Kapuluan — which means means “island” or “archipelago” in Tagalog — harnesses the immense natural power of that tree of life, and produces the finest quality raw, organic coconut oil. According to Lauder, it can be used for practically anything: smoothie bowls, shaving, sun protection and hair styling to name a few.
“Coconut oil is great, it’s a fantastic product,” he says. “Used on its own, it can help people simplify their lives and routines; it’s minimalist.”
And while providing a top-notch product is of the utmost importance to Kapuluan, the company also hopes to “facilitate change for a better world, socially and environmentally.” For every item sold, they plant a coconut palm tree “as an antidote to the global warming crisis,” Lauder says. And improving the livelihood of coconut farming communities in the Philippines through education and empowerment is Kapuluan’s number one priority.
“When people think of coconut oil, they think of beautiful white beaches with palm trees everywhere. But they don’t see that the coconut farmers who are harvesting the product are severely exploited. In the Philippines, 60% of the coconut farmer population lives in extreme poverty, making less than $2 per day,” says Lauder. “It’s a really difficult situation for these farmers, but they don’t really have much choice.”
Kapuluan is working to balance this injustice by empowering rural coconut farming communities through knowledge and entrepreneurship.
“The challenges coconut oil farming communities often face is lack of knowledge, lack of skill, lack of tools, lack of capital.

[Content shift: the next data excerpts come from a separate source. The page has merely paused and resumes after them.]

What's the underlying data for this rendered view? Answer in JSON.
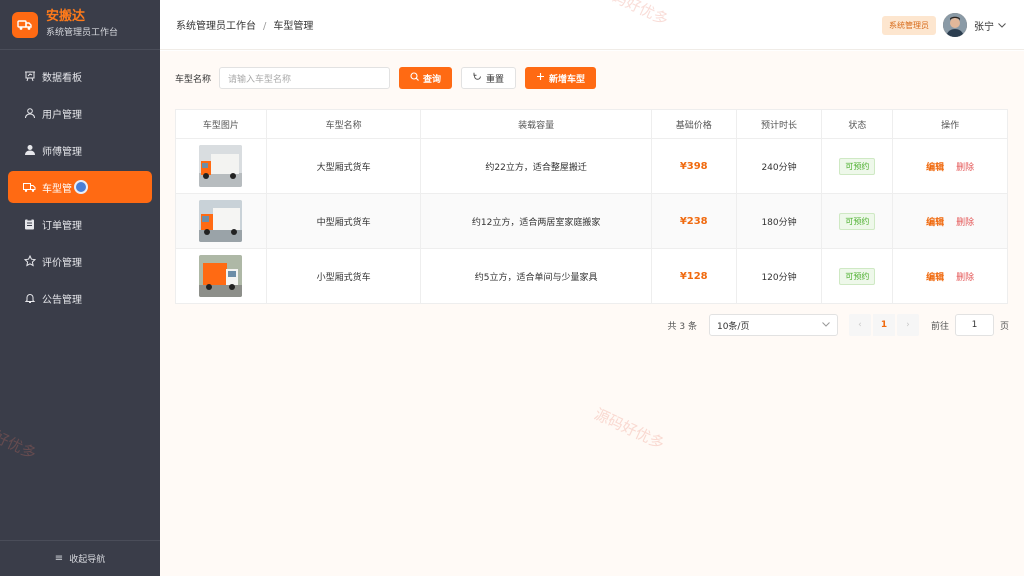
{
  "brand": {
    "title": "安搬达",
    "subtitle": "系统管理员工作台"
  },
  "sidebar": {
    "items": [
      {
        "label": "数据看板",
        "icon": "chart-icon",
        "active": false
      },
      {
        "label": "用户管理",
        "icon": "user-icon",
        "active": false
      },
      {
        "label": "师傅管理",
        "icon": "person-icon",
        "active": false
      },
      {
        "label": "车型管",
        "icon": "truck-icon",
        "active": true
      },
      {
        "label": "订单管理",
        "icon": "clipboard-icon",
        "active": false
      },
      {
        "label": "评价管理",
        "icon": "star-icon",
        "active": false
      },
      {
        "label": "公告管理",
        "icon": "bell-icon",
        "active": false
      }
    ],
    "collapse_label": "收起导航"
  },
  "header": {
    "breadcrumb": [
      "系统管理员工作台",
      "车型管理"
    ],
    "breadcrumb_sep": "/",
    "role_badge": "系统管理员",
    "user_name": "张宁"
  },
  "search": {
    "label": "车型名称",
    "placeholder": "请输入车型名称",
    "query_label": "查询",
    "reset_label": "重置",
    "add_label": "新增车型"
  },
  "table": {
    "headers": [
      "车型图片",
      "车型名称",
      "装载容量",
      "基础价格",
      "预计时长",
      "状态",
      "操作"
    ],
    "rows": [
      {
        "name": "大型厢式货车",
        "capacity": "约22立方，适合整屋搬迁",
        "price": "¥398",
        "duration": "240分钟",
        "status": "可预约",
        "edit": "编辑",
        "delete": "删除"
      },
      {
        "name": "中型厢式货车",
        "capacity": "约12立方，适合两居室家庭搬家",
        "price": "¥238",
        "duration": "180分钟",
        "status": "可预约",
        "edit": "编辑",
        "delete": "删除"
      },
      {
        "name": "小型厢式货车",
        "capacity": "约5立方，适合单间与少量家具",
        "price": "¥128",
        "duration": "120分钟",
        "status": "可预约",
        "edit": "编辑",
        "delete": "删除"
      }
    ]
  },
  "pagination": {
    "total": "共 3 条",
    "page_size": "10条/页",
    "current_page": "1",
    "goto_label": "前往",
    "goto_value": "1",
    "page_unit": "页"
  },
  "watermark": "源码好优多",
  "colors": {
    "accent": "#ff6a13",
    "sidebar_bg": "#3a3d49",
    "danger": "#e45656",
    "success": "#4caf2e"
  }
}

And then they also don’t have a major buyer for export markets if they want to take their product and make something of it. So [we’ll be] spending a lot of time in the Philippines visiting with communities and giving them all the things they’re missing: providing them with the tools, the training, the equipment, the resources and the capital to get going, and then supporting their own business venture. And then we close the loop by purchasing the oil back from them at a better-than-fair-trade price.”
Not only does this approach produce some of the cleanest, finest raw coconut oil in the world, but it empowers the farmers and bolsters community development. Additionally, Lauder says the artisanal process fits well with the Filipino culture: “It’s not [being manufactured] in a huge factory with white lab coats. It’s something they can take pride in and that can be easily implemented in their community without disrupting culture.”
Today, this prairie boy is a crusader for social justice, economic empowerment and seriously soft skin. Through the humble coconut, he’s out to change the world. In Lauder’s own words, “It’s kind of a crazy story.”